March 30, 2010
By: Paul Schattenberg, 210-467-6575, paschattenberg@ag.tamu.edu
UVALDE – A Wheat Field Day, presented by Texas AgriLife Research and the Texas AgriLife Extension Service, will be held from 8 – 11:15 a.m. on April 23 at the Texas AgriLife Research and Extension Center, 1619 Garner Field Rd, Uvalde.
Registration will be from 8 – 8:20 a.m., followed by opening remarks by Dr. Daniel Leskovar, professor and resident director of research at the center, and Bryson Dalrymple, AgriLife Extension agent for agriculture and natural resources, Uvalde County.
“The program will provide new information on wheat varieties, as well as innovative tools utilized in plant breeding research,” Leskovar said. “Participants will also have the opportunity to visit and learn about other research conducted at the center, including our trials with globe artichokes.”
Presentations and visiting the center’s research plots also will help introduce producers to some new technologies available to enhance their cropping systems, Dalrymple added.
Program registration is $10 and 2.5 continuing education units – 2 general and 0.5 in integrated pest management — will be available for private applicators.
Presentations will start at 8:30 a.m. with Dr. Mark Welch, AgriLife Extension economist, College Station, and Thomas Marek, AgriLife Research agricultural engineering superintendent, North Research Field, Etter. Welch will speak on wheat economics and marketing, and Marek will present on irrigation management for wheat. Then Dr. Ron French, AgriLife Extension specialist in plant pathology at the Texas AgriLife Research and Extension Center, Amarillo, will speak on wheat disease and diagnosis, plus fungicide use.
“We’re encouraging participants to bring plant samples with disease problems for diagnostics at the field day,” Leskovar said. “There will be a question-and-answer period that will provide an opportunity for participants to inquire about plant diseases and learn which may be present in their crop.”
Kody Bessent, Texas Wheat Producers Board, will present an industry overview, followed by a discussion period and break during which participants may view informational posters on wheat research. Topics will include genetic loci in wheat regulating leaf-wax cuticle layers and how layer composition may improve reproductive-stage heat and drought tolerance, as well as the effect of heat stress on leaf-wax content in TAM111 and TAM112 wheat varieties.
From 9:45 – 10 a.m., participants will be taken to wheat plots at the center to view some results of center research and field trials.
After the tour, presentations will resume, beginning with a presentation on wheat breeding by Dr. Amir Ibrahim, associate professor, Texas A&M University soil and crop sciences department, College Station. Additional information on wheat breeding will be presented by Dr. Jackie Rudd, AgriLife Research professor of wheat breeding and genetics, Amarillo, and Dr. Dirk Hays, associate professor of cereal grain developmental genetics, soil and crop sciences department, College Station.

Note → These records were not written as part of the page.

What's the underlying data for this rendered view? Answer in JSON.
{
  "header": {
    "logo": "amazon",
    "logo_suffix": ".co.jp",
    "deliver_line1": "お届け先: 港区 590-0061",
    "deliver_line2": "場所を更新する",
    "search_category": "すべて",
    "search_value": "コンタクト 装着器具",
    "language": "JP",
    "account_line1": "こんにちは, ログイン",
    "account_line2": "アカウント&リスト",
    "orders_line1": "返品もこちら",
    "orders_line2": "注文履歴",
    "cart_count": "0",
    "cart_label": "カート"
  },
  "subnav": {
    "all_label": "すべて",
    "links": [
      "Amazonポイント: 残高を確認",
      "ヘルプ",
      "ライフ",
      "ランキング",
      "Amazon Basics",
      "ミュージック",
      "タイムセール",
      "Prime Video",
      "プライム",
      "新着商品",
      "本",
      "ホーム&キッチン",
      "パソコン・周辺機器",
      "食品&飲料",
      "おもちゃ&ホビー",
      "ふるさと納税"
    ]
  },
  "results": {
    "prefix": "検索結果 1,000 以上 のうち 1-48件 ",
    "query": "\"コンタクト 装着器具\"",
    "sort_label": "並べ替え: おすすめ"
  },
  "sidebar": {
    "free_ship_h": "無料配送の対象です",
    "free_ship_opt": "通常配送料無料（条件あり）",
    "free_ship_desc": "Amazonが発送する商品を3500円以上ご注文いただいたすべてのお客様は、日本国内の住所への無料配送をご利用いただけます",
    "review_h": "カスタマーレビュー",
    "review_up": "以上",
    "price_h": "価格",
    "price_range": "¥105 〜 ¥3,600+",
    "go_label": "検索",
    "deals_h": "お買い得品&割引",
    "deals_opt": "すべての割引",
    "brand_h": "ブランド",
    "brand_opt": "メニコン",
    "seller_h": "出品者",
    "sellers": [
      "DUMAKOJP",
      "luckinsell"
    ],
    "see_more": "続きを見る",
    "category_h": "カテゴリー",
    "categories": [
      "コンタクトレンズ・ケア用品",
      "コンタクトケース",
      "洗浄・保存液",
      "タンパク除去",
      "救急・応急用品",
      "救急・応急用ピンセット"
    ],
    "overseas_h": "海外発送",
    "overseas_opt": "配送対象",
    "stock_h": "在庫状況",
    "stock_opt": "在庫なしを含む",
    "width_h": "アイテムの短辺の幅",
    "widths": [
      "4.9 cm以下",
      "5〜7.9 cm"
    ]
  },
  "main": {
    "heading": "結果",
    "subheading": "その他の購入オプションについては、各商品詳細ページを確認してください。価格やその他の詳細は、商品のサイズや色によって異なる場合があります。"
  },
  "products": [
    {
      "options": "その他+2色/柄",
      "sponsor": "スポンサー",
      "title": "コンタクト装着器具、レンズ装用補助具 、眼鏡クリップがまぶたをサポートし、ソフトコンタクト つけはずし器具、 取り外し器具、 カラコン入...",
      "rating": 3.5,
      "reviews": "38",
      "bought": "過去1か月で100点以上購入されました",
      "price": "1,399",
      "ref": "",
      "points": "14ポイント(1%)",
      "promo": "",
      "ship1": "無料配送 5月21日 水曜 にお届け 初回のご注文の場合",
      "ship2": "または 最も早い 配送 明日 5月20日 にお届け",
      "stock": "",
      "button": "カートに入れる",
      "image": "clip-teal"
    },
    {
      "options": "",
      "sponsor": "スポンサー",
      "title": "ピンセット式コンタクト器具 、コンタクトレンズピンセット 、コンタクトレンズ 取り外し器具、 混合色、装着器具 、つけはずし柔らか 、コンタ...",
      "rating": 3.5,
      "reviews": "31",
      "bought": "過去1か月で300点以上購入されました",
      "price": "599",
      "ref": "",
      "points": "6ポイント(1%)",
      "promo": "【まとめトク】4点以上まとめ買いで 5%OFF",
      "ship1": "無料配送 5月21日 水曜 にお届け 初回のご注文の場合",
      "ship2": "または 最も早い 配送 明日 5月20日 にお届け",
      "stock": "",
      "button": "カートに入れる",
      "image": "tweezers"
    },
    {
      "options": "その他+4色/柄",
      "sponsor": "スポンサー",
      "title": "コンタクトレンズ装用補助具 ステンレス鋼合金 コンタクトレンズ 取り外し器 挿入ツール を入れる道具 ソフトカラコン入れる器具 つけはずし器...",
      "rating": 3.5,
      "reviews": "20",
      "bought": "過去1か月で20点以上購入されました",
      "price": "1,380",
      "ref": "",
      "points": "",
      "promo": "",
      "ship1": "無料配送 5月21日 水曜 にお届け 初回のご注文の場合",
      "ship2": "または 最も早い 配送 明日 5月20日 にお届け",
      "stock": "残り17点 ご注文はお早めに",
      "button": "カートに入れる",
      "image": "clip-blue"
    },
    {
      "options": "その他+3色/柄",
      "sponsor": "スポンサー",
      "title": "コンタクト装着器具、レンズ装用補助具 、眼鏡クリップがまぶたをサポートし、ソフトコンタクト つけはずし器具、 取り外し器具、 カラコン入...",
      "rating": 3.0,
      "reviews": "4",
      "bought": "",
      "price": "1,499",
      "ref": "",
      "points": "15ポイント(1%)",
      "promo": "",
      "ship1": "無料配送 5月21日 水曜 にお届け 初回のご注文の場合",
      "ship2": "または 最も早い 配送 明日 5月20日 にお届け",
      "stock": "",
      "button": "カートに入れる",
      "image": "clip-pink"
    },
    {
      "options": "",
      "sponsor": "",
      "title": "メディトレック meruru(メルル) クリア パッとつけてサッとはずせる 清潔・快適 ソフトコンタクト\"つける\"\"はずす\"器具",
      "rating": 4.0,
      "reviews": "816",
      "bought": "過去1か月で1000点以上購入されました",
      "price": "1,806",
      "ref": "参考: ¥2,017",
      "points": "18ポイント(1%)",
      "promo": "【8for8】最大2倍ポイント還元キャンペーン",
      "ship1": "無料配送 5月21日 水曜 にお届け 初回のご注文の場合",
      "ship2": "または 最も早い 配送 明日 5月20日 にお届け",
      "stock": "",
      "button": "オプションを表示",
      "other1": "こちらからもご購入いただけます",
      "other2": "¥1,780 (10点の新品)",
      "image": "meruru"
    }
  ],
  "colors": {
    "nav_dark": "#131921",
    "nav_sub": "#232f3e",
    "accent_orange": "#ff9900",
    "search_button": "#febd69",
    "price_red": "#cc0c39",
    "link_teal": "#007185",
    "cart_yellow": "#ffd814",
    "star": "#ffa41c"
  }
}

Then doctoral candidate Sean Thompson will speak about ground-penetrating radar and terrestrial laser scanning as next-generation tools in plant breeding.
The morning’s final presentation will be an update on wheat varieties co-presented by Daniel Hathcoat, AgriLife Extension program specialist, and Dr. Travis Miller, AgriLife Extension program leader and soil and crop sciences associate department head.
The program will conclude at 11:15 a.m.